I am using ZFS from the early days on FreeBSD always on individual disks but this year I was forced to maintain one system on similar configuration like in this PR - ZFS pool on top of some Avago RAID card which cannot expose individual disk devices. 
It is working fine now but what it will do after system upgrade? (running 11.2 now)
Comment 27 Jason W. Bacon freebsd_committer 2019-09-02 13:18:03 UTC
I think proximity of the original failure to an update was a coincidence.  I've since seen a couple of systems fail randomly in the absence of updates, and one (HP Proliant) simply would not work from the beginning with ZFS on a hardware RAID.  After configuring each disk as a separate volume in the RAID controller, everything was fine.  You're welcome to reopen the PR if you want to pursue it further.  Very few people run ZFS on top of a hardware RAID, though, so it may be difficult to support.
Comment 28 Miroslav Lachman 2019-09-02 16:49:00 UTC
(In reply to Jason W. Bacon from comment #27)

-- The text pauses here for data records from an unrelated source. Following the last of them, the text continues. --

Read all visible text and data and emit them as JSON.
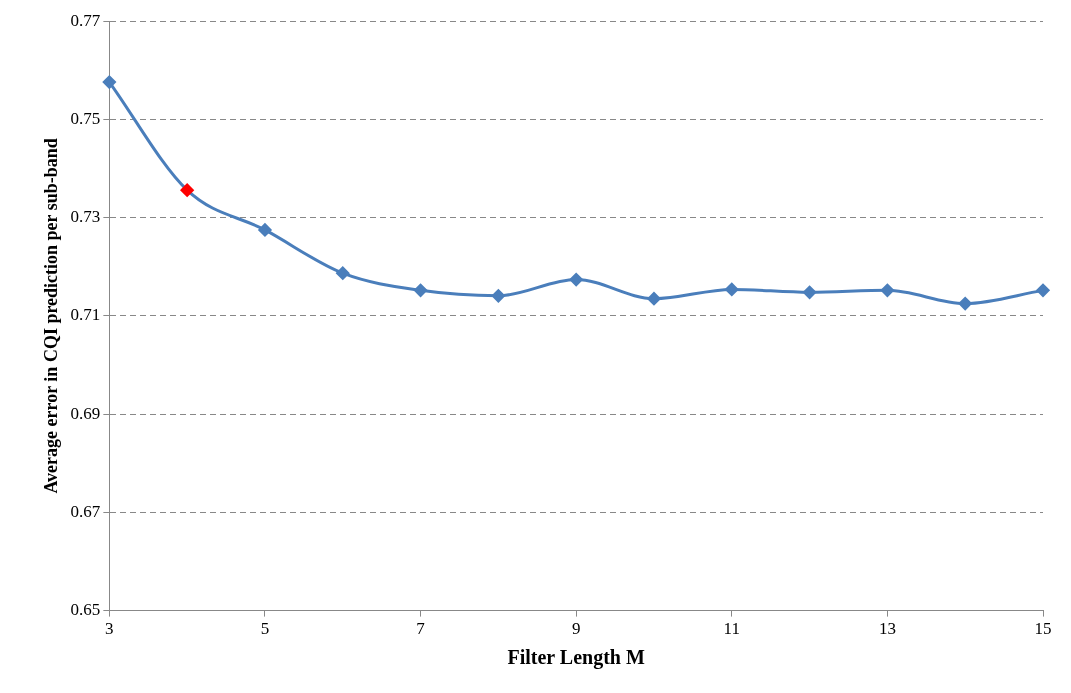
{
  "chart_data": {
    "type": "line",
    "xlabel": "Filter Length M",
    "ylabel": "Average error in CQI prediction per sub-band",
    "x": [
      3,
      4,
      5,
      6,
      7,
      8,
      9,
      10,
      11,
      12,
      13,
      14,
      15
    ],
    "series": [
      {
        "color": "#4a7ebb",
        "colors": [
          "#4a7ebb",
          "#ff0000",
          "#4a7ebb",
          "#4a7ebb",
          "#4a7ebb",
          "#4a7ebb",
          "#4a7ebb",
          "#4a7ebb",
          "#4a7ebb",
          "#4a7ebb",
          "#4a7ebb",
          "#4a7ebb",
          "#4a7ebb"
        ],
        "values": [
          0.7576,
          0.7356,
          0.7275,
          0.7187,
          0.7152,
          0.7141,
          0.7174,
          0.7135,
          0.7154,
          0.7148,
          0.7152,
          0.7125,
          0.7152
        ]
      }
    ],
    "xlim": [
      3,
      15
    ],
    "xticks": [
      3,
      5,
      7,
      9,
      11,
      13,
      15
    ],
    "ylim": [
      0.65,
      0.77
    ],
    "yticks": [
      0.65,
      0.67,
      0.69,
      0.71,
      0.73,
      0.75,
      0.77
    ],
    "grid": "y",
    "marker": "diamond",
    "line_style": "solid",
    "legend": false
  }
}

If I have a choice I will choose individual disks but this machine is rented one without any choice to configure it differently. Tech support told us controller does not support JBOD.

Anyway - what is the root cause of the ZFS pool failure? Only the boot records are damaged or the whole pool and data on it are crushed?
Comment 29 Jason W. Bacon freebsd_committer 2019-09-06 17:33:13 UTC
Only boot records.

You don't really need JBOD support.  Creating separate 1-disk volumes for each drive has worked for me.  It's not ideal, but it seems to be reliable.  This is what I had to do for the Proliant server and I've had no problems with it.